I have recently stumbled across the work of Dr Terry Wahls and have started reading her book, The Wahls Protocol. Dr Wahls is a physician who was diagnosed with secondary progressive multiple sclerosis and now publicises and practices the application of strategies she implemented to achieve a dramatic reversal of her own symptoms, mostly based upon diet and lifestyle changes.
The first thing she advises is to start the journey by keeping a diary. She suggests that you tell the story of you and goes on to say: “I’m not asking you to pen your memoir right now while you’re dealing with everything else.” This is hilarious to me because that is exactly where I did start. I DID pen my memoir because I was absolutely certain, way before reading this book, way before I was diagnosed with MS even, that was where I needed to begin. My soul knew that. My body knew that. Now that I’ve shined the light on that dank fungus as it were, I am very much looking forward to fully embracing the Wahls Protocol because her thinking on this is very much aligned with mine. Dr Wahls book is proving to be the culmination of a lot things that I have suspected and a lot of things I’ve learned over the past two years. I think that it’s entered my life at the perfect time. I’m ready to enter Phase Two which for me is the dietary/lifestyle issues. I had attempted it earlier but I can see clearly now that it wasn’t the right time for me.

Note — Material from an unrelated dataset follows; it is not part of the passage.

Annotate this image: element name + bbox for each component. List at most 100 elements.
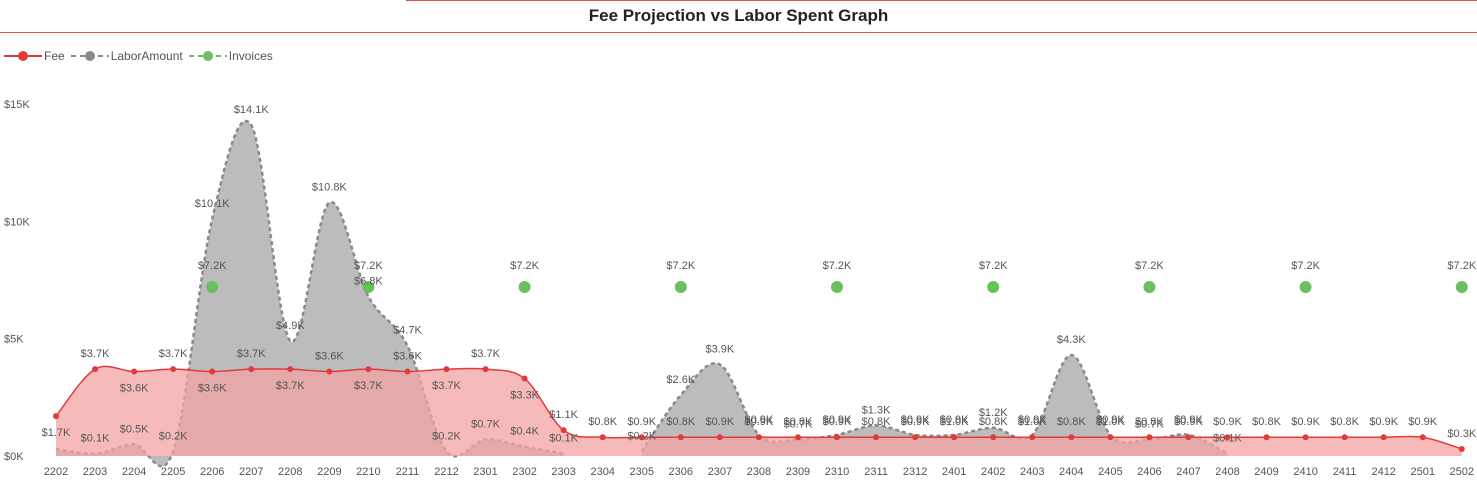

The actual physical disability from my MS in the past two years hasn’t worsened. In some ways it’s got better but I suspect this is purely because I’ve become more familiar with my symptoms and am a bit more confident. Two new symptoms have raised their ugly head: 1) I continually have a horrible taste in my mouth and can’t taste and enjoy food as I once did and; 2) I suffer indigestion and heartburn (something I’ve never had before in my life).
I’m still working three part-time days a week. I’d love to increase it if only I had the vitality, particularly since my insurance company has started to play funny buggers about when they pay me my partial income protection claims. Sometimes it’s paid a few days after lodging the claim and sometimes it’s paid a month later. This is a major stress. I can’t budget to this and I often wonder if the payroll clerks at AIA took such a laissez-faire approach to paying their staff how they would feel! It is only when I complain bitterly to the complaints department that I get any action and this is not exactly the “peace of mind” promise that I bought into.
Aside from all of this I’ve got to say that two years on is better than that day on 22 September 2016 when I was lying in a hospital bed and didn’t know what the hell the future had in store for me!